İnsanımız uzun ve meşakkatli tren yolcuğu yerine kısa ve daha rahat, ayrıca karayolu taşımacılığı ile mukayese edildiğinde çok da pahalı olmayan hava yolu taşımacılığına yönelmiştir.
Bu da insanımızın refah seviyesindeki artışa işarettir.
Hava yolu ve demiryollarındaki alt yapı iyileşme ve gelişmesini karayollarında da görmekteyiz:
Son 12 yılda araçların kat ettiği mesafe 2 katına çıkarken; karayolu ile yolcu taşımacılığı (yolcu-km) %64, yük taşımacılığı (ton-km) ise %48 artmıştır.
Karayollarında taşınan yolcu ve yük taşımalarının artmasına rağmen ölüm sayısının azalmış olmasını; karayolu taşımacılığında en fazla artışın otoyollarda olması ve alınan güvenlik tedbirleriyle, kamuoyunun bilgilendirilmesiyle açıklanması mümkündür.
Bu konulara girmiş iken trafikteki ahvalimize ilişkin birkaç şey söylemeden geçemeyeceğim.
İbrahim Akgün Beyin ifade ettiği bir husus vardı: Trafiğe çıkalım bakalım, ne kadarımız Müslümanca tavır içindeyiz!
Kendisinin belki birkaç dakikalık önceliği için başkalarının kaza riskini artıranlarımız, daha büyük araçların kendinden küçük araçlara yüklenişi/sıkıştırışı, hem suçlu hem güçlü dolmuş, taksi ve dahi otomobil sürücülerimiz ile sağlıklı bir toplum fotoğrafı vermiyoruz maalesef.

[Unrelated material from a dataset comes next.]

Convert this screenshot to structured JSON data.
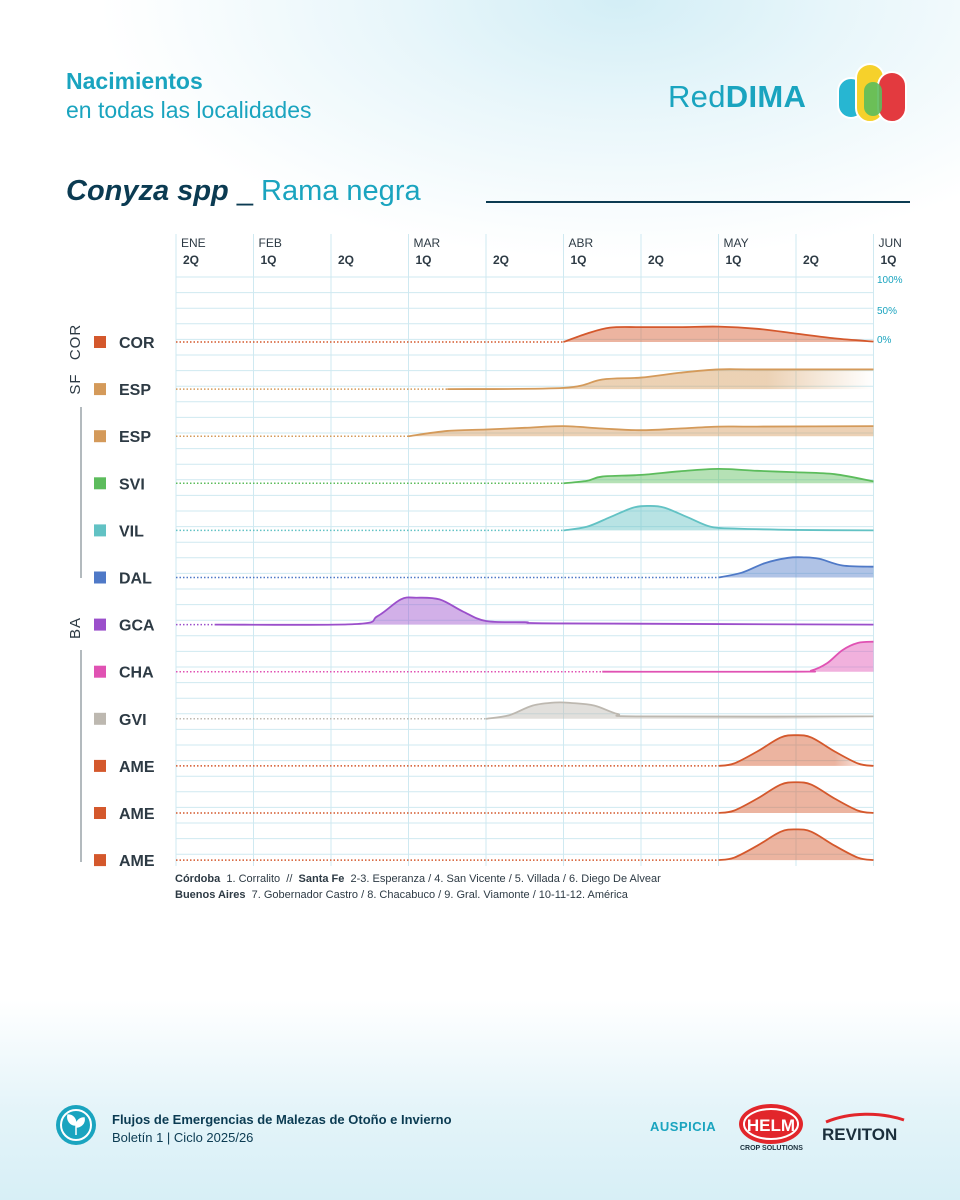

Bu tavırları insanımızın ekonomik güç ve güveninin artması, bireyin güçlenmesi gibi eğilimler ile açıklamak yeterli ve belki de uygun değildir. Bunun adı bencilliktir, enaniyettir, kibirdir, gururdur.
Konuşurken mangalda kül bırakmayan; karıncayı incitmeyen, yaradılanı Yaradandan ötürü seven bizler, trafik de nasıl oluyor da birer canavara dönüşebiliyoruz.
İnsanlığımızı ve Müslüman kimliğimizi, arabanın dışında bırakıyor ve öldüresiye bir yarışa giriyoruz sanki…
Allah’ım Sen’den yollarda sabır diliyorum.
Yol vermenin, bir başkasının yolunu-yolculuğunu kolaylaştırmanın sadaka hükmünde olduğu idrakini ve buna uygun davranabilmeyi talep ediyorum.
Cennetin anahtarının yol vererek önlediğimiz bir kaza nedeniyle bazılarımıza takdim edilmesi imkân ve ihtimal dışı mıdır?